RikSaunderson
RikSaunderson

Reputation: 3765

C++: Convert occurrences of hexadecimal ascii values in a string to normal chars

I have a std::string which contains letters and numbers as normal, but all punctuation (e.g. brackets, square brackets, commas and colons) are in their ASCII representation (e.g. %28, %29, %2C and %3A).

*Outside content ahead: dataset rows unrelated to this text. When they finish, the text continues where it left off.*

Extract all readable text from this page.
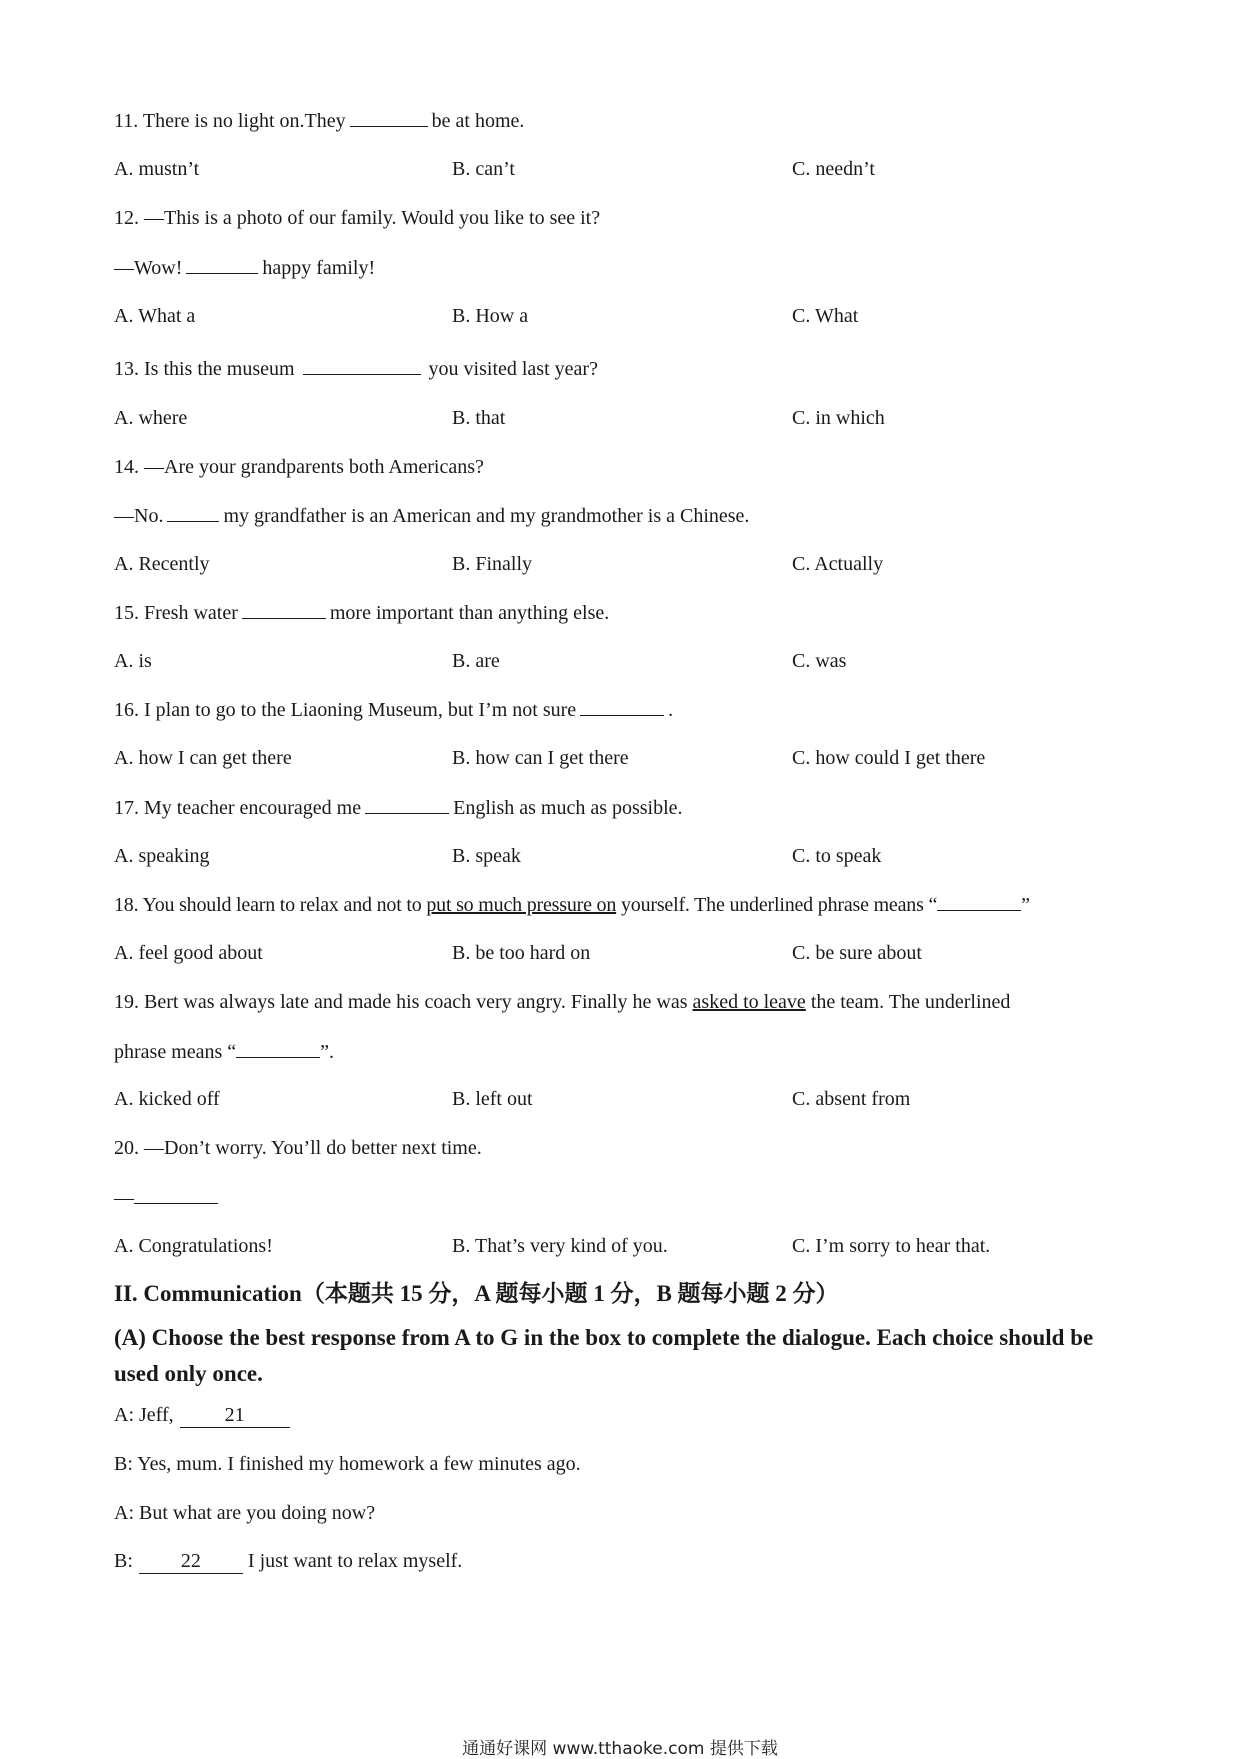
11. There is no light on.They	be at home.
A. mustn’t	B. can’t	C. needn’t
12. —This is a photo of our family. Would you like to see it?
—Wow!	happy family!
A. What a	B. How a	C. What
13. Is this the museum	you visited last year?
A. where	B. that	C. in which
14. —Are your grandparents both Americans?
—No.	my grandfather is an American and my grandmother is a Chinese.
A. Recently	B. Finally	C. Actually
15. Fresh water	more important than anything else.
A. is	B. are	C. was
16. I plan to go to the Liaoning Museum, but I’m not sure	.
A. how I can get there	B. how can I get there	C. how could I get there
17. My teacher encouraged me	English as much as possible.
A. speaking	B. speak	C. to speak
18. You should learn to relax and not to put so much pressure on yourself. The underlined phrase means “	”
A. feel good about	B. be too hard on	C. be sure about
19. Bert was always late and made his coach very angry. Finally he was asked to leave the team. The underlined
phrase means “	”.
A. kicked off	B. left out	C. absent from
20. —Don’t worry. You’ll do better next time.
—
A. Congratulations!	B. That’s very kind of you.	C. I’m sorry to hear that.
II. Communication（本题共 15 分，A 题每小题 1 分，B 题每小题 2 分）
(A) Choose the best response from A to G in the box to complete the dialogue. Each choice should be used only once.
A: Jeff,	21
B: Yes, mum. I finished my homework a few minutes ago.
A: But what are you doing now?
B: 22 I just want to relax myself.
通通好课网 www.tthaoke.com 提供下载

What would be the fastest way to parse my string, leave 'normal' characters alone and convert hexadecimal values to their ASCII representations?

Upvotes: 1

Views: 711

Answers (3)

Kerrek SB
Kerrek SB

Reputation: 477010

Here's an in-place version:

void unescape(std::string & s)
{
    for (std::size_t r = 0, w = 0; r != s.size(); )
    {
        char digit;

        if (s[r] != '%')
        {
            ++r;
            ++w;
        }
        else if (r + 1 < s.size() && s[r + 1] == '%')
        {
            r += 2;
            ++w;
        }
        else if (r + 2 < s.size()) && is_hex(s, r + 1, digit))
        {
            s[w] = digit;
            ++w;
            r += 3;
        }
        else
        {
            // error, throw exception?
        }
    }

    s.erase(s.begin() + r, s.end());
}

bool is_hex(std::string const & s, std::size_t offset, char & result)
{
    unsigned char d1, d2;
    if (hex_digit(s[offset], d1) && hex_digit(s[offset + 1], d2))
    {
        result = d1 * 16 + d2;
        return true;
    }
    return false;
}

bool hex_digit(char c, unsigned char & value)
{
    if (c >= '0' && c <= '9') { value = c - '0'; return true; }

    if (c >= 'a' && c <= 'f') { value = c - 'a' + 10; return true; }

    if (c >= 'A' && c <= 'F') { value = c - 'A' + 10; return true; }

    return false;
}

Upvotes: 0

perreal
perreal

Reputation: 97948

libcurl has the function curl_easy_unescape:

char *curl_easy_unescape( CURL * curl , char * url , 
        int inlength , int * outlength );

This function converts the given URL encoded input string to a "plain string" and returns that in an allocated memory area. All input characters that are URL encoded (%XX where XX is a two-digit hexadecimal number) are converted to their binary versions.

Upvotes: 1

Some programmer dude
Some programmer dude

Reputation: 409166

You could use e.g. the find function to search for the '%' character. If the next two characters are hexadecimal digits then replace the three characters with the actual character. Do all this in a loop while you find '%'.

Instead of doing in-place replacement, you could iterate over the string, appending normal characters to another string, and when you reach a '%' you check that it's a valid URL escape, and append the proper character to the output string.